The educational process would have the purpose of achieving a predesigned product, making the school proactive, whose effectiveness will be determined by the achievement or not of this product. So much so, that schools are already conceived as companies, and the teacher, one more functionary within a system characterized by competitiveness, individualism and other symptoms of the dehumanization of students.

Sharing the same circumstantial scenario, there is the other ten percent of the teachers surveyed, for whom the curriculum is something dynamic that is built from a vision of life, of the student as a person and of society, given in a present that is important. in itself as a process and as an end, in which the theoretical and the practical are combined, a meeting between concrete people who build a reality, developing effective teaching practices without neglecting reflection or action, perceiving that the dialectic of this process will allow a training that does not depend only on the teacher, nor only on the student, but on each and every one of the educators.

5. Curriculum Development: a Necessary Challenge

We have established as the basis of the educational problem the lack of conceptual clarity existing in teachers in relation to the concept of curriculum, which leads to developing pedagogical practices that disagree between what is thought and what is done, emphasizing doing for the sake of doing, among other consequences that it entails . conceptual weakness.

We are now going to see how a conceptual change can be achieved and what needs to be changed or reinforced. The first change should lead us to think of a curriculum with academic relevance and social relevance, which allows us to focus the work on a more humanizing training, which claims the value of training from the person himself, recognizing it in all its dimensions but also valuing the multiple interactions it develops with its environment. This curricular look would require different conceptions of education and school that make it possible to manage and recreate the social and cultural processes that surround educational institutions and those that are gestated from within. This implies conceiving the curriculum with certain particularities in such a way that an integrated, coherent and flexible work is achieved.

A curriculum with these characteristics will be of permanent, participatory, flexible, creative construction, with a social approach that recognizes and energizes the contexts in which they are configured in their conceptions and practices, with transdisciplinary approaches that allow the transformations that our society requires. There are different social and community processes that do not directly include educational institutions in their dynamics, leading to rethinking the work that occurs within them; from the articulation of the curricular processes with the social and community dynamics that are managed from the educational community, that is, that move and generate processes of curricular reconstruction as a result of the social processes, of their dynamics, in a different exercise of conceiving the community relationship as an interactive and dynamic whole, in an integral dialectical relationship.

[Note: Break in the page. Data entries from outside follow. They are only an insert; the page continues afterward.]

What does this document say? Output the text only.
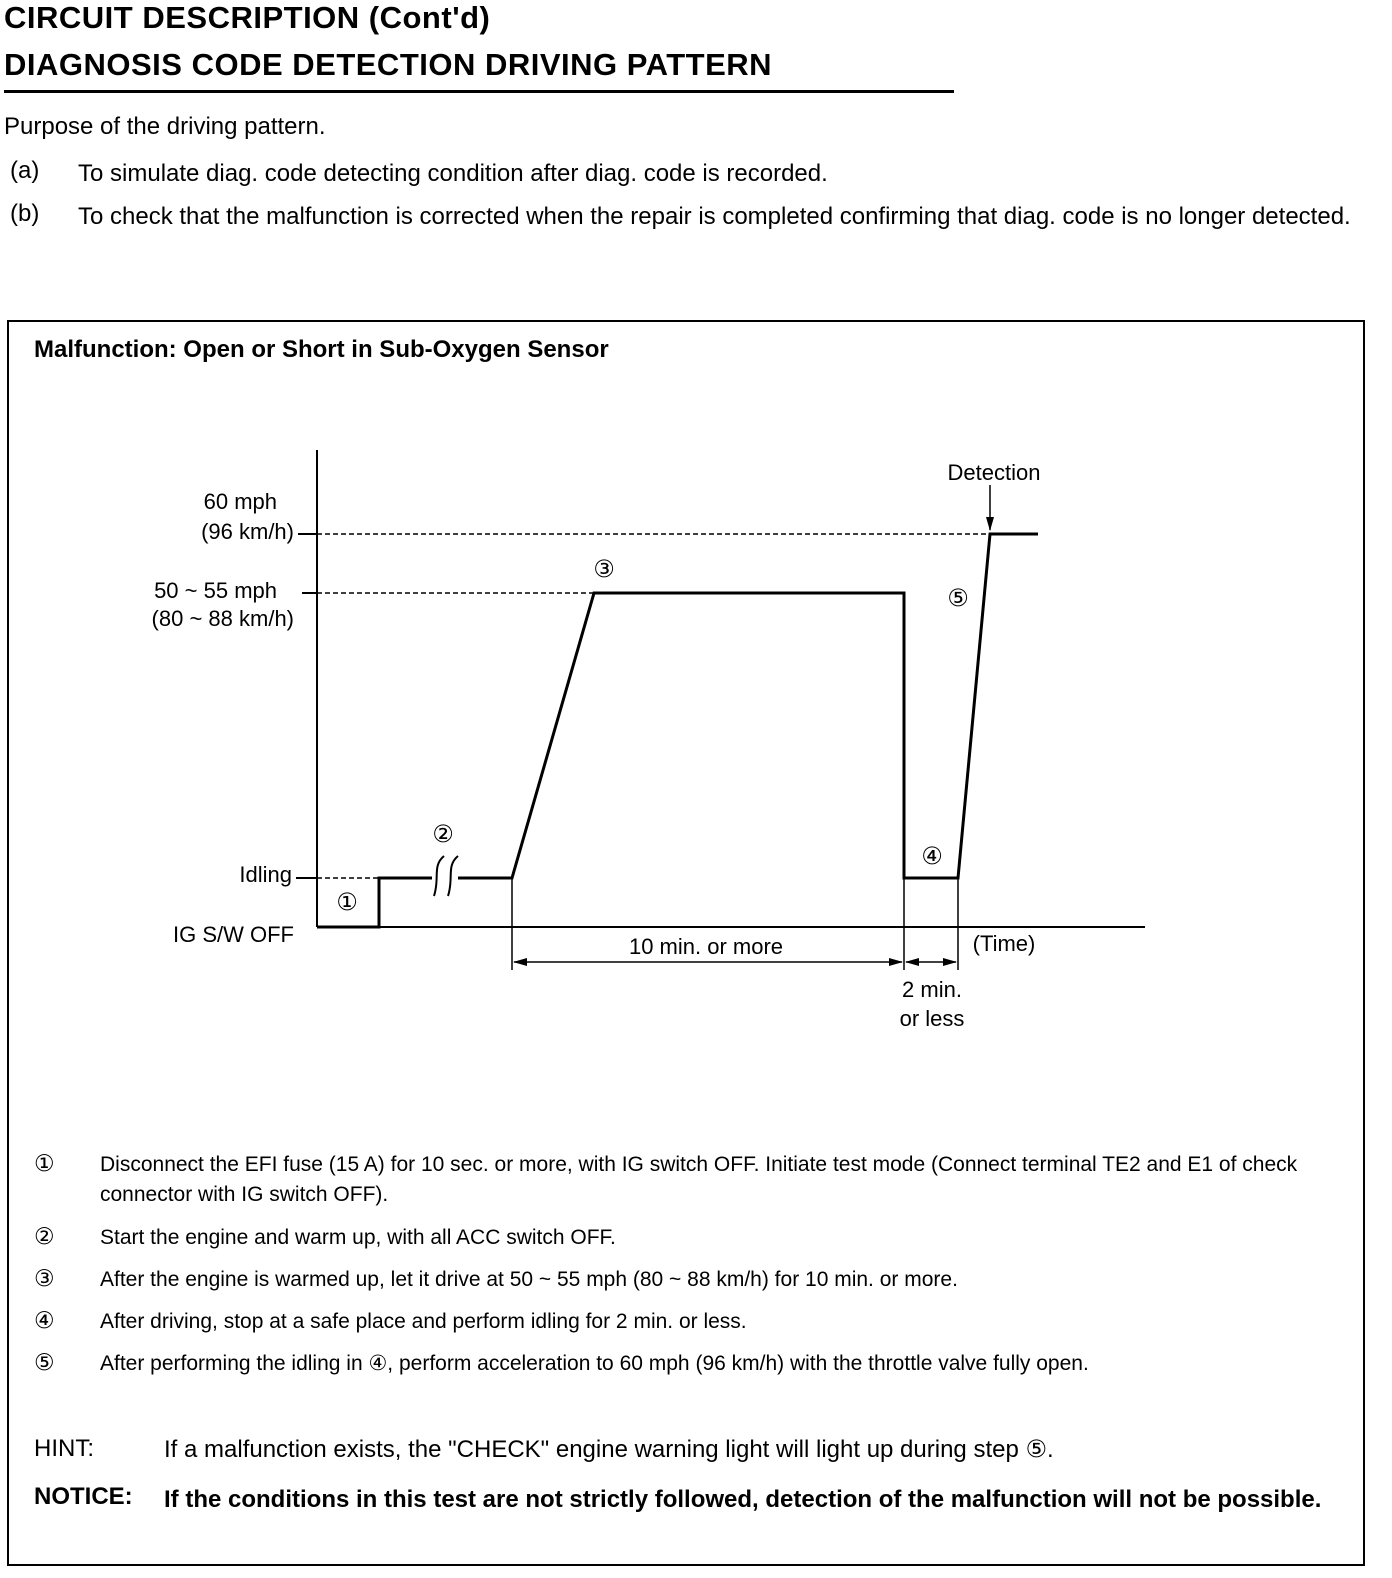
CIRCUIT DESCRIPTION (Cont'd)
DIAGNOSIS CODE DETECTION DRIVING PATTERN
Purpose of the driving pattern.
(a) To simulate diag. code detecting condition after diag. code is recorded.
(b) To check that the malfunction is corrected when the repair is completed confirming that diag. code is no longer detected.
Malfunction: Open or Short in Sub-Oxygen Sensor
60 mph
(96 km/h)
50 ~ 55 mph
(80 ~ 88 km/h)
Idling
IG S/W OFF
Detection
(Time)
10 min. or more
2 min.
or less
①
②
③
④
⑤
① Disconnect the EFI fuse (15 A) for 10 sec. or more, with IG switch OFF. Initiate test mode (Connect terminal TE2 and E1 of check connector with IG switch OFF).
② Start the engine and warm up, with all ACC switch OFF.
③ After the engine is warmed up, let it drive at 50 ~ 55 mph (80 ~ 88 km/h) for 10 min. or more.
④ After driving, stop at a safe place and perform idling for 2 min. or less.
⑤ After performing the idling in ④, perform acceleration to 60 mph (96 km/h) with the throttle valve fully open.
HINT:	If a malfunction exists, the "CHECK" engine warning light will light up during step ⑤.
NOTICE: If the conditions in this test are not strictly followed, detection of the malfunction will not be possible.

Initiating a reflection on the curricular structures and the social processes that are dynamized around the school, implies an approach to the way in which the curricular and its characteristics have been presented, in order to understand the influence and relevance of an educational work that recognizes its environment, its social and cultural milieu, but that it is not at its service, but rather is part of it.

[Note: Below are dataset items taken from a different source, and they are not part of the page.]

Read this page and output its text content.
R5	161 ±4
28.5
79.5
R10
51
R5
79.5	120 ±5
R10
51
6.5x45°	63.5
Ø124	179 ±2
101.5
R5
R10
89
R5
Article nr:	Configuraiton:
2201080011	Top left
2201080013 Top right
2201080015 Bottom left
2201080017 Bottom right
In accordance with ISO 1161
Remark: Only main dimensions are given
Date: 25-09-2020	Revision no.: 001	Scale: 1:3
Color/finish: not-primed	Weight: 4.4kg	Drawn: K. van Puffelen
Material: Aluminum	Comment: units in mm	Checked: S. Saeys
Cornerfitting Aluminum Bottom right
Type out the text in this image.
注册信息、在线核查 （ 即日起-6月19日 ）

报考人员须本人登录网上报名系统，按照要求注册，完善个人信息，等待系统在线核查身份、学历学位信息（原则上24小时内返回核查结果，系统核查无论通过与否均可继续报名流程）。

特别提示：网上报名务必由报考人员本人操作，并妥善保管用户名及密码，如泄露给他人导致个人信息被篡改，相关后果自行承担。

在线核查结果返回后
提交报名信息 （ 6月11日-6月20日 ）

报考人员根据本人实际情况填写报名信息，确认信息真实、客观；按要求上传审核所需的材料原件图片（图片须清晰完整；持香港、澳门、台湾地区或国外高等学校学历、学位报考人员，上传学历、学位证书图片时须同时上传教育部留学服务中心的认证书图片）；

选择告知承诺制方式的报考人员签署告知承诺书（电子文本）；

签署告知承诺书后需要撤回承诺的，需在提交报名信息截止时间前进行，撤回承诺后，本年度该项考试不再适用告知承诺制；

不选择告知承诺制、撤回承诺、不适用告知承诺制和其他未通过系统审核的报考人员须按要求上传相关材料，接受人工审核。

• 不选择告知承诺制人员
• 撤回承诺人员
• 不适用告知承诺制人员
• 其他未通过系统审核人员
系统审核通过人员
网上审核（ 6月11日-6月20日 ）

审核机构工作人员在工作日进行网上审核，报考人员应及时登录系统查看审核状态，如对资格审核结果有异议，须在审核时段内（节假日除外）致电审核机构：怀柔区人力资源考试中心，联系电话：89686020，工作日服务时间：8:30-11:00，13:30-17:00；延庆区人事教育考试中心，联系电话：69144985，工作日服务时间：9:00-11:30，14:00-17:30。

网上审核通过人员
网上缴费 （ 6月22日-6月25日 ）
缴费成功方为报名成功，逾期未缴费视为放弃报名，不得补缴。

In the development of the teaching/learning process, it is not possible to approach the once all the objectives and contents present in a certain area. On the contrary, it is necessary that there is a distribution of the contents throughout various units that follow one another in a school year, a cycle or in the complete stage, with adjustments to their present reality, and that is agreed by the unit. education and teaching team, guaranteeing the continuity and coherence of their actions and as part of the curricular project, in what we generically call sequences.

6. London Journal of Research in Humanities and Social Sciences

As soon as we get into this topic, we can find different ways of understanding the task of ordering objectives and content (part of the curriculum), depending on the importance we give to each type of content, the coherence between the teachers involved in the process of teaching/learning of a course group, the type of learning we choose and, consequently, the teaching model we propose; In short, the way we understand our teaching work together with the vision we have of the educational fact, of education itself. However, what must be clearly determined is whether all the curricula are equally valid, independent of the curricular model that is applied, or if, on the contrary, the curricular units of the model that is applied correspond to an open and flexible model. , such as the one we are proposing at this time, must have some characteristics that differentiate them from the others.

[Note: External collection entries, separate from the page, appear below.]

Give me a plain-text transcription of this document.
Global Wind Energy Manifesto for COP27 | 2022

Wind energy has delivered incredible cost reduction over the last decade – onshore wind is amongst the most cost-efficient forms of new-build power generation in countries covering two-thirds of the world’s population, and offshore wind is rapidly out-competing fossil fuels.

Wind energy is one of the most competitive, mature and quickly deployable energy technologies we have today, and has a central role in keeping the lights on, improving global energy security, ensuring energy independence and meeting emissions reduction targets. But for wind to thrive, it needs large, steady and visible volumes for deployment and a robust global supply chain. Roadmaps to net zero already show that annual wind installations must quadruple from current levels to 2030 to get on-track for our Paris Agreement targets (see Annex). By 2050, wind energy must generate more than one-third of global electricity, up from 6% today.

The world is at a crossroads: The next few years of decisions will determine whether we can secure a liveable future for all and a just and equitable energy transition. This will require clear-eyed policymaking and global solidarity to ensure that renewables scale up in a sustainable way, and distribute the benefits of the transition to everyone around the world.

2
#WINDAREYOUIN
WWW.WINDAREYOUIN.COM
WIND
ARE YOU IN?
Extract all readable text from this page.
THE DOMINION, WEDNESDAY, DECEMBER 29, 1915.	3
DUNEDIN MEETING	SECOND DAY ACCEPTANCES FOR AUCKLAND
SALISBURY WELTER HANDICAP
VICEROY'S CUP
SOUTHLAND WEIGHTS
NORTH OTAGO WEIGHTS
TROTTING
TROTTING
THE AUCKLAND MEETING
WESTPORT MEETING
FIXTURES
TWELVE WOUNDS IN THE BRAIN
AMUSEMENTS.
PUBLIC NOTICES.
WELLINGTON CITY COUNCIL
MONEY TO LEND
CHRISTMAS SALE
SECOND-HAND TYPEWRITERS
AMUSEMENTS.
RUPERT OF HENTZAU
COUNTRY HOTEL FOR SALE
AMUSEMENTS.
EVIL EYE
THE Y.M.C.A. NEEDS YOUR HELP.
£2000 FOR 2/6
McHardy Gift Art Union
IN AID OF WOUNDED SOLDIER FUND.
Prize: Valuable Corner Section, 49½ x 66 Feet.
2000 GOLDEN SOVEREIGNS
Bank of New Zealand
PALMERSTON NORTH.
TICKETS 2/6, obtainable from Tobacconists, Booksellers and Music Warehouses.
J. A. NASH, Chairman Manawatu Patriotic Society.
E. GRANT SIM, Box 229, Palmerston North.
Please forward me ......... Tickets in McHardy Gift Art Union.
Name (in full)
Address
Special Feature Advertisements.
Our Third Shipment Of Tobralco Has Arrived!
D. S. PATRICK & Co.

I understand that, in a model based on the contributions of significant learning, attention to the diversity of the students, in the autonomy of the planning of each curricular unit, logically the sequences of contents should not be rigid, nor the same for all the courses of the same educational unit. It will then be understood that each reality is not comprehensible a priori, but in the dynamics of the process itself, discarding metaphysical, ideological or any type of assumptions, giving the curriculum its most appropriate understanding and definition, namely, as a path that has been followed. to travel, in a present, building significant learning for themselves. The consequences of the development of the curriculum for teachers in the sense of broad depth as opposed to restricted professionalism are evident, and arise mainly from the commitment that the teacher generates in himself by systematically questioning the teaching taught by himself, with the ability to self-criticism, constant self-evaluation, studying the proper way of teaching, questioning and verifying the theory in practice through the use of the aforementioned capacities.

7. Cultural dialectic in the classroom: an emancipatory process

In our investigation, as in the investigations carried out by Sacristán, keeping the proportions, it is evident that the traditional categories with which the curriculum is conceived do not lead us to an emancipatory development nor to the progress of the sense of the human. It is evident in the teaching work that derives from this conception, as has already been stated, many deficiencies, of which I will now cite the technical interest, manifested in a knowledge that maintains an essential interest towards ideas. "Theory is valued to the extent that it is practical, that is, directly applicable to practice, without the need to reinterpret it. The action is related to the product, and when the teachers' work is informed by technical knowledge, it appears as a manifestation of craftsmanship, and even mechanical work. 4 (J. Sacristán, The Curriculum: a reflection on the practice)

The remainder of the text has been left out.